Soul_of_Shu wrote: ↑Mon Sep 13, 2021 11:47 am
Ben Iscatus wrote: ↑Mon Sep 13, 2021 10:57 am
Adur, although I find what you say fascinating and cannot dispute it, I would like you to explain how you think Consciousness arises from Absolute Emptiness. The reason I ask this is that it strikes me as an incorrect use of the term, since by normal definition and use of English, something cannot come from nothing. Can you not use the term "plenum" or a "void containing the superposition of all unrealised possibilities", or similar?
And as per previous chats with Adur on this notion, I'm still awaiting the explanation for how a state utterly absent any awareness of it, can be a memory that one recalls? By definition there could be no recall of it. I'm fine with with no-thingness, but since awareness is not a 'thing', then what does the absence of thingness have to do with the absence of awareness?
Hi Dana,
The word-play of "no-thingnesss" only works in English, which as we all know is a language with lots of curious materialistic expressions, like for example "every-body", "any-body", etc. In every other language I know, the word "Nothing" doesn't contain the word "thing" in it (German
Nichts, Spanish
Nada, Basque
Ezerez). So no, when I use the word "Nothing" I don't mean "no-thing". I mean Nichts. Nada. Nil.
There is no memory that one recalls. I know my awareness dissolved and I went into Absolute Nothingness. But I can't remember that Nothingness, I have no memory of it. You can ask: "If you can't remember it, how can you know it happened?" I know it happened because that experience changed me completely. It liberated me from fear of Death. And it marked the end of an unconscious striving that had been pushing me all my life. I finally found what I was unconsciously looking for. I found my true Home.
I also know it happened because I remember myself sitting on the floor of my bedroom, feeling my awareness dissolve, and willing myself to relax and let go. And then I remember myself lying on the couch in my living room, amazed at my awareness arising from that absolute blackness. It was like witnessing a miracle. The most life-changing experience I've ever had. As I let myself slip into the Nothingness, I truly felt it was the End. But now I was back! I felt renewed, reborn. I have no recollection of what happened in between, and I have no idea of how much time passed while I was "gone". I don't remember anything in that gap.
Another way of talking about this is to say that I can't remember that Absolute Nothingness because it's not in the past. It's right here and now. It never left me. I can feel it at the core of all reality. At the core of my Awareness, of my Consciousness.
So, I don't need to remember anything to know that this Absolute Nothingness is real.
Soul_of_Shu wrote: ↑Mon Sep 13, 2021 12:59 pm
Hedge90 wrote: ↑Mon Sep 13, 2021 12:27 pmHe wrote that it was actually just a gap in his experience ...
Nonetheless, that is recall of a 'gap' in one's experience. That gap being no-thingness, or the absence of things
to be aware of.

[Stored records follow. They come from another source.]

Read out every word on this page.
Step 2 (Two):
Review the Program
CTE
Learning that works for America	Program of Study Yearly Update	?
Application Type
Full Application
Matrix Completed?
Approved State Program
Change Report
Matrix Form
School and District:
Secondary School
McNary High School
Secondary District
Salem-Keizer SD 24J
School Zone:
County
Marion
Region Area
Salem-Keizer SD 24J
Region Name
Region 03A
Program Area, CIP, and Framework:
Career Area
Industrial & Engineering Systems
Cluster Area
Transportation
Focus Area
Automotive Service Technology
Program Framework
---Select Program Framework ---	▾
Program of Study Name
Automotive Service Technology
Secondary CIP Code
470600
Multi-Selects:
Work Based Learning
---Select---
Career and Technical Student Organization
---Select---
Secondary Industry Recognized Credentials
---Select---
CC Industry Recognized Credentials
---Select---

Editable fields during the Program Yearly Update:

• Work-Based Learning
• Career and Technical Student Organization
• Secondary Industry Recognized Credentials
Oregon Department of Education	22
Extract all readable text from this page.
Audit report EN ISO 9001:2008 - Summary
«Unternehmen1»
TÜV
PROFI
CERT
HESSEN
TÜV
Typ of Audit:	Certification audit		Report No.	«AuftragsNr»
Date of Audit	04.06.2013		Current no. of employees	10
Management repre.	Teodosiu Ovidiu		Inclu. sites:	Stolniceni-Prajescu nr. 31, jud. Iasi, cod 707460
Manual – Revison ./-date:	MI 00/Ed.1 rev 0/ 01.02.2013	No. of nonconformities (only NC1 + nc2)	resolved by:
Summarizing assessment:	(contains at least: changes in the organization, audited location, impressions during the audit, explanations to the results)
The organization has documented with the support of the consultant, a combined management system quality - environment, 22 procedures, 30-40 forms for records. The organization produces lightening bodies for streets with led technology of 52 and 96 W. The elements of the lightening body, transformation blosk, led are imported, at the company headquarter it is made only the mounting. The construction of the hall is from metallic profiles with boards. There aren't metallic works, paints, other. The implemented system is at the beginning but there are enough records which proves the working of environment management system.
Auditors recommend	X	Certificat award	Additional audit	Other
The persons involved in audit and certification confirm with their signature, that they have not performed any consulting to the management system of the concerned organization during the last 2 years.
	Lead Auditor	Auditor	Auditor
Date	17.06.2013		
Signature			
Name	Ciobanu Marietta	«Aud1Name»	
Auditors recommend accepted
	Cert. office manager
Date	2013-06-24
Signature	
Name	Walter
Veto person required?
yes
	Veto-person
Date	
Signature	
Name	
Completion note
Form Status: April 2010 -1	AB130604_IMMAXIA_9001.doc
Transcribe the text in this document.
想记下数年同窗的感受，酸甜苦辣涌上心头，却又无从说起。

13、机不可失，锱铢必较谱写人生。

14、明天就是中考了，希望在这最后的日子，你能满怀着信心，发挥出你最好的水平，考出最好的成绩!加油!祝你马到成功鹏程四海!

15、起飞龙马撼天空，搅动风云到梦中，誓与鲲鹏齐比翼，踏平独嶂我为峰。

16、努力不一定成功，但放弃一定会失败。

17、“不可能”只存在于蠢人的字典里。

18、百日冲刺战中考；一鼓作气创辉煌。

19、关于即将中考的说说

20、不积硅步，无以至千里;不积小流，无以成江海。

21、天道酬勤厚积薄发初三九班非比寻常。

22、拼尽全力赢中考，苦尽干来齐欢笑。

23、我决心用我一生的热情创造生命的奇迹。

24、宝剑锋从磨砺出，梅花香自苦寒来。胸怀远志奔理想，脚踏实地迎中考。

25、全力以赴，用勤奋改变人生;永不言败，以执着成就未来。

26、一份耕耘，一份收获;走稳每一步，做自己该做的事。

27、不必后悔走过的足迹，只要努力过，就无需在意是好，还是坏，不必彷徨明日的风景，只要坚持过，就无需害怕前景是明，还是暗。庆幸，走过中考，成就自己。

As Spira has put it, there is no absence of awareness, only the awareness of absence—which would also be the absence of any experience of time passing—which means that one can't, by way of recall, now be aware of a gap that no-one could have been aware of, if there was no awareness to be aware, period.
A video has been shared here previously of Spira and Almaas discussing this premise, in which I feel they did seem to reconcile their takes on it, at least to my satisfaction.
Like I said above, there is no recall of a gap. There is just a gap in your awareness. You recall what happened before, and what happened afterwards. You don't recall the gap itself.
After watching those two videos of Rupert Spira and Almaas in conversation, my take is that Rupert has never experienced Cessation, the total cessation of awareness Hameed (Almaas) was talking about. Hameed didn't push the topic further, because it is pointless to try to convince somebody that an experience they've never had and that they can't even conceive is possible. And from the point of view of Awareness (which is Rupert's point of view), Rupert is of course right. Awareness can't experience the absence of awareness. That's an impossibility. So, Awareness can only conceive the "awareness of absence", meaning the absence of everything but awareness itself. This awareness of absence is in itself a very profound spiritual experience, and it is deeply liberating in its own right. But it's not the same as the Cessation Hameed was talking about.
I think you can trust me on this. I took part in a 9-day online retreat this summer, in which Hameed (A. H. Almaas) talked at length about Cessation and the Absolute, contrasting it with other kinds of nondual realization (like Formless Awareness), and we did practical exercises exploring these topics. I don't mean to say that Almaas is right and Rupert Spira wrong, what I'm saying is that they have different views, and that in that conversation Almaas didn't pursue the discussion because it was clear that Rupert wasn't familiar with this kind of realization (Cessation).